Jeder vierte Europäer leidet unter Sparkurs

KRISE „Mehr Armut, mehr soziale Ausgrenzung“: Internationale Arbeitsorganisation ILO sieht europäisches Sozialstaatsmodell bedroht – und lobt ausgerechnet die Aufsteiger China und Brasilien

BERLIN taz | 123 Millionen Europäer sind Opfer des Sozialabbaus im Rahmen der Finanz- und Staatsschuldenkrise – das sind 24 Prozent oder fast ein Viertel der Bevölkerung der EU. Zusammen mit Arbeitslosigkeit, niedrigeren Löhnen und höheren Steuern hätte der Sparkurs vieler Regierungen zu „mehr Armut und sozialer Ausgrenzung“ geführt, erklärte die Internationale Arbeitsorganisation (ILO) in ihrem am Dienstag veröffentlichten Jahresbericht. Das europäische Sozialstaatsmodell sei durch die Sparpolitik vieler Regierungen bedroht, rügte die ILO.

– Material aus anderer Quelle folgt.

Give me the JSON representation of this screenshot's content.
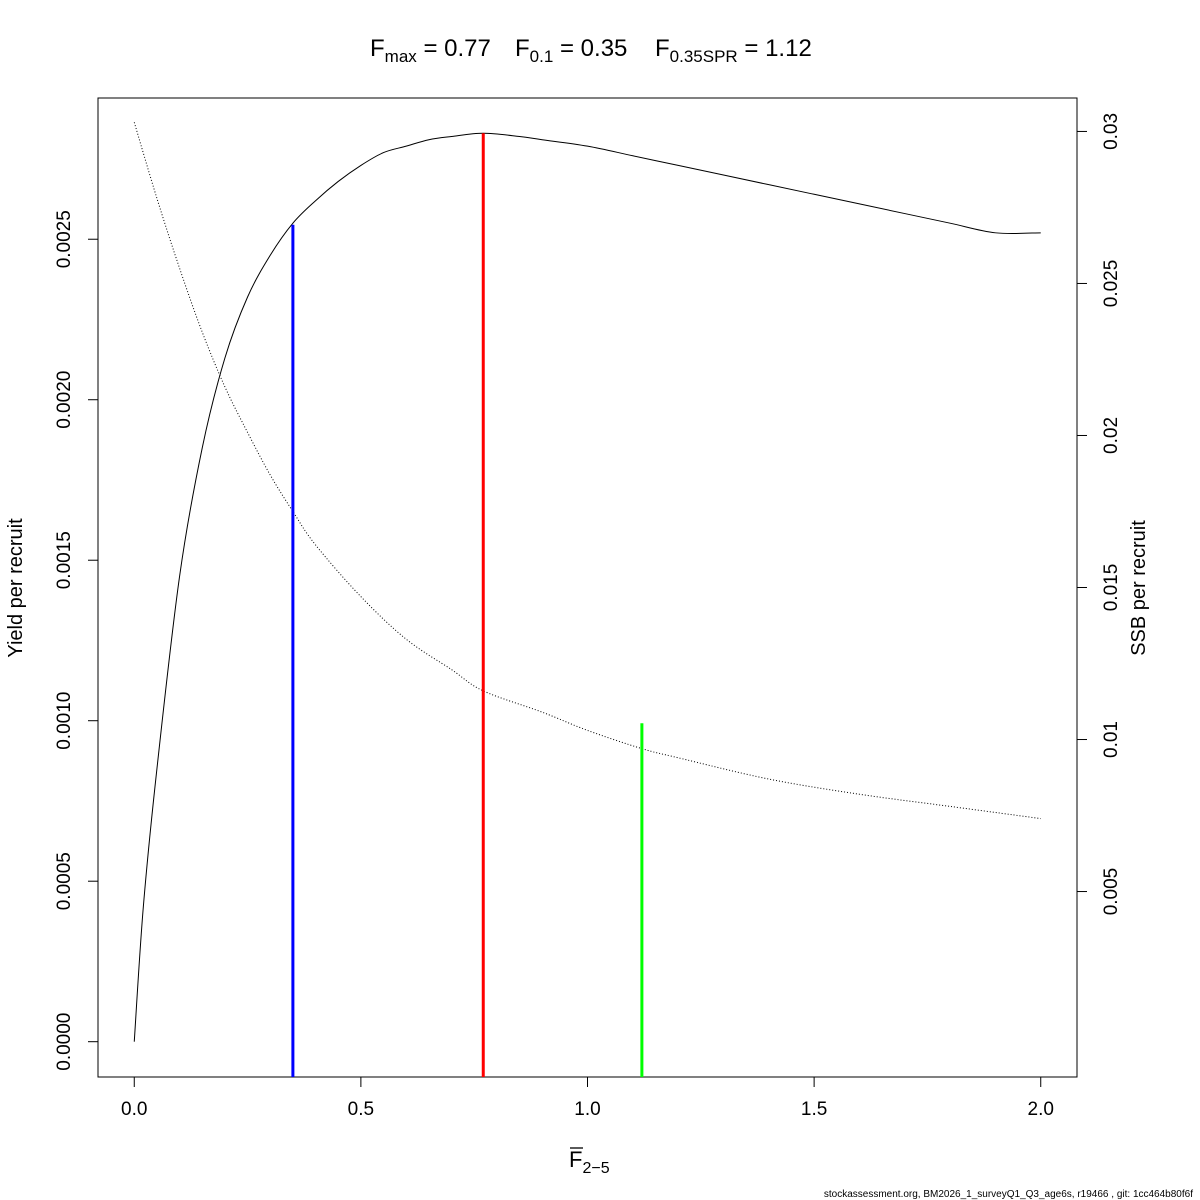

Zwar hätten viele Länder, auch die der EU, unmittelbar nach der globalen Wirtschaftskrise zunächst mithilfe von Konjunkturpaketen soziale Absicherungen ausgebaut. So gab es laut dem ILO-Bericht in den Jahren 2008 und 2009 weltweit noch in 48 Ländern mit hohem und mittlerem Einkommen Konjunkturpakete mit einem Gesamtvolumen von 2,4 Billionen Dollar (1,8 Billionen Euro). Allerdings wären diese Länder ab 2010 „trotz der dringenden notwendigen weiteren staatlichen Unterstützung schutzbedürftigter Bevölkerungsgruppen zur Haushaltskonsolidierung und zur verfrühten Ausgabenkürzung“ übergegangen.

Vor allem in vielen wirtschaftlich starken Ländern der EU sei gestrichen worden. Während einige Entwicklungsländer bemerkenswerterweise genau den gegenteiligen Kurs einschlugen und soziale Grundsicherungen ausbauten, hätten Staaten mit „hohem Einkommen ihre sozialen Sicherungssysteme“ drastisch zurückgefahren, bemerkt die ILO. Mit verheerenden Folgen für die Bevölkerung, vor allem Kinder, Frauen und Menschen mit Behinderungen seien hier von Armut betroffen.

Ganz anders und überraschend: China und Brasilien. Dies seien Beispiele, hebt der Bericht hervor, in denen Regierungen statt Kürzung auf eine Ausweitung des Sozialstaates setzen. In China wurden die Löhne erhöht und das Rentensystem wurde über die letzten 15 Jahre weitgehend ausgebaut.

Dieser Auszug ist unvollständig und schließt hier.